Haikal baru saja bangun. Awal tidur di sofa, tubuhnya pegal-pegal. Tapi semakin lama, ia semakin terbiasa. Ya karena sudah beberapa bulan juga seperti ini. Ia pergi mencuci muka. Ya setidaknya solat subuh lalu berjalan menuju satu-satunya kamar yang ada di dalam flat ini. Memang hanya ada satu kamar dan bukan disengaja. Tinggal di luar asrama jelas jauh lebih mahal. Apalagi ia juga mengambil tempat tinggal yang cukup jauh dari kampus. Karena mengkhawatirkan Afina. Perempuan yang masih tidur.

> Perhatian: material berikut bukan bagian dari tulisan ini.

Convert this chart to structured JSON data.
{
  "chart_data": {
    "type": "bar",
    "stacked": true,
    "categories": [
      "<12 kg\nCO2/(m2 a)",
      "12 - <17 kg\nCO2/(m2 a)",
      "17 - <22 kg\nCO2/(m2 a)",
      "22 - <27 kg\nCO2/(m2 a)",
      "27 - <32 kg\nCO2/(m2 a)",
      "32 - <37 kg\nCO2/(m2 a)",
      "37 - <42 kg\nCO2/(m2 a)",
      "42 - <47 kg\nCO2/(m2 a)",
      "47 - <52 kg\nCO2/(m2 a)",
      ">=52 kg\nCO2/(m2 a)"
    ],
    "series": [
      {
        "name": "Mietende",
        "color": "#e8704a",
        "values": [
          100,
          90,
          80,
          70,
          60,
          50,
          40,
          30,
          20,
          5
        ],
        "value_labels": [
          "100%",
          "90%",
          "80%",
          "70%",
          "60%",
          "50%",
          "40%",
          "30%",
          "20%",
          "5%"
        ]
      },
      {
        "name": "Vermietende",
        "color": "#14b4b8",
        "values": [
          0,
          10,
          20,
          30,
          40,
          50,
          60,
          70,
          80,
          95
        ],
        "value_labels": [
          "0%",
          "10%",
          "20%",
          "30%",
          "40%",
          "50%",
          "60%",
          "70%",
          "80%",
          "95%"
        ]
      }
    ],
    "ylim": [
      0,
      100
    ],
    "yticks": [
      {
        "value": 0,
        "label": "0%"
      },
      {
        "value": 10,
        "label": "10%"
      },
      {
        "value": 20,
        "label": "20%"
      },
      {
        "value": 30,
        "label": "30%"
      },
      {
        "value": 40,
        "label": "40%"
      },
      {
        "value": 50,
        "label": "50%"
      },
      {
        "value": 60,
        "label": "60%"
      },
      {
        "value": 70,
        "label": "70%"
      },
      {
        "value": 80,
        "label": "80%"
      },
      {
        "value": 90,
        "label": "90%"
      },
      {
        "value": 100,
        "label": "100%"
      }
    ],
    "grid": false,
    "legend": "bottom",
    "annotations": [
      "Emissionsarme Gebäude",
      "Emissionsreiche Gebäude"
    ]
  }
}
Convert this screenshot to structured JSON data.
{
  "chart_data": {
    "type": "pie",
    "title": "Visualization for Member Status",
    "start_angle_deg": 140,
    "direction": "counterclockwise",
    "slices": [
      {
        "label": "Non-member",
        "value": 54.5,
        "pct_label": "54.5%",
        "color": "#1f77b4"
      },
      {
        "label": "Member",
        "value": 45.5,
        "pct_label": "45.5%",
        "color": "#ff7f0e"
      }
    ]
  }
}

Ia kasihan sebetulnya. Afina tentu masih marah padanya. Setiap hari dipenuhi kecemasan karena takut kehamilannya digunjing. Siapa sih yang mau hamil sebelum menikah? Meski itu dengan jalur kekhilafan?
Malam itu, tak ada yang benar-benar tahu apa yang terjadi. Haikal juga tak begitu ingat. Meski samar-samar, ia juga merasa teringat akan wajah Afina yang ada di dekatnya malam itu. Tragedi mengerikan yang juga tak pernah ia harapkan akan terjadi. Hingga sekarang, ia masih bermusuhan dengan teman-temannya. Sungguh marah. Marah besar. Ia dan Afina bukan orang-orang Eropa atau negara sejenis lainnya yang bisa berhubungan bebas seperti itu.
"Solat dulu," ia membangunkan. Ya agar Afina tak meninggalkan solatnya. Meski gadis itu juga belum bisa menerimanya, ya belum bisa menerima pernikahan ini, dan juga kehamilannya sendiri.
Afina memang beranjak. Ia tak pernah berkata apapun pada Haikal. Cowok itu memberesi tempat tidur untuknya. Ia juga memberesi rumah. Ia juga yang menyiapkan sarapan. Sebenarnya, Haikal baik. Hanya saja waktu yang tak tepat. Ditambah lagi dengan kejadian ini.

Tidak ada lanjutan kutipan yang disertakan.